Write letters with health colleagues through professional organizations like the American Medical Association and American Public Health Association or call and visit the offices of Congressional and local elected officials. Inform them on how pending decisions will change health and equity. This resource can be a starting point.

Get proactive — call for strengthening Medicaid.

Read the evidence, join the discussion, and help advocate for strengthening instead of dismantling Medicaid. Put another choice on the table. Look for opportunities to partner with other groups or agencies with similar goals.


Tips for Talking About Proposed Cuts to Medicaid

Start with values — for example, you can say:

“No matter our differences, most of us want pretty similar things — to go through our lives in good health and to get quick, effective, compassionate care if we’re ever sick or injured.”

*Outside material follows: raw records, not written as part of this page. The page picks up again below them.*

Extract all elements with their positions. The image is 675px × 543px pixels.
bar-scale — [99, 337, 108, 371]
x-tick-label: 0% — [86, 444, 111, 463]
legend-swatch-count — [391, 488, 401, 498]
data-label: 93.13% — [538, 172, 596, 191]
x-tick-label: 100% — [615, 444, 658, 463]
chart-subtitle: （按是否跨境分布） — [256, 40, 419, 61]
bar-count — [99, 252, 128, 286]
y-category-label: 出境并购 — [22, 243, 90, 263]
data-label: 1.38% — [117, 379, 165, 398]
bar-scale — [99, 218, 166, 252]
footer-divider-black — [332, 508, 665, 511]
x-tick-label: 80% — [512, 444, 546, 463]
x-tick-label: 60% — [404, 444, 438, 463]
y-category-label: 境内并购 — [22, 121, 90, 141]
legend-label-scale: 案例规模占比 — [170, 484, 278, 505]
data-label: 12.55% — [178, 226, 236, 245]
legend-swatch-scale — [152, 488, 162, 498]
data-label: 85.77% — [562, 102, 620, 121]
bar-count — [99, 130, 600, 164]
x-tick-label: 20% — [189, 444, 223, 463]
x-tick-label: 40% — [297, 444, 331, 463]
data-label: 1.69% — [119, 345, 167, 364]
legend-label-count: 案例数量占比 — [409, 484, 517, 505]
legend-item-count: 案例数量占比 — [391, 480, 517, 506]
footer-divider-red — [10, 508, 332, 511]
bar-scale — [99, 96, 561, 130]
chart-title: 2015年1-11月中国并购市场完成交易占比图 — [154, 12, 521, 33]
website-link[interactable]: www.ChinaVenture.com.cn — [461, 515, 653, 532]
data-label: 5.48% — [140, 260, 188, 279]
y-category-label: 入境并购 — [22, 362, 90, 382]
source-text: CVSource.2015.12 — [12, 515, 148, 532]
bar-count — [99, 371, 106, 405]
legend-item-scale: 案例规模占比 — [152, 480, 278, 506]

“Most of us can agree on the basic principle that we all should be able to see a doctor, be treated for an illness, or get care to prevent us from being sick in the first place — regardless of how much money we earn. All children should have health care, and people with disabilities, people with chronic conditions, seniors, and those in great need should get the care that is essential to helping them live.“

“Medicaid embodies these principles. And it works well.”

Here are some key points you can make about what Medicaid looks like today:

  • Medicaid works well — it provides needed care to tens of millions of children, seniors, people living with disabilities, and low-income people who otherwise would not have health care.
  • Medicaid costs less per person than private insurance.
  • Medicaid responds to changing needs in states — including economic downturns, expensive treatments, and epidemics that may be costly to control.
  • Medicaid already gives states flexibility. To ensure people across all 50 states, territories, and the District of Columbia have coverage, the federal government sets standards for health care and covers some costs, while states still have flexibility to fit programs to the specific needs of the people who live there.
  • There can always be improvements. We should strengthen, not gut, Medicaid.
  • The proposed changes under AHCA and the President’s suggested budget cuts will:
    • Harm the nation’s health — and that is not okay.
    • Be worse for 3 core aspects of health care: access, affordability, and quality.
    • Be worse for millions of people struggling with health issues and making ends meet.
    • Cap the amount of money coming into states, instead of responding to changing needs
    • Save the federal government money at the expense of state budgets. States will have to take away health care services people already have, states will have to find a way to pay for services, or people will have to shoulder the cost themselves. It hurts people most at risk in our states for no good reason. The proposed changes will do all this to give tax cuts to wealthy individuals.
    • Be costly — in money and in health.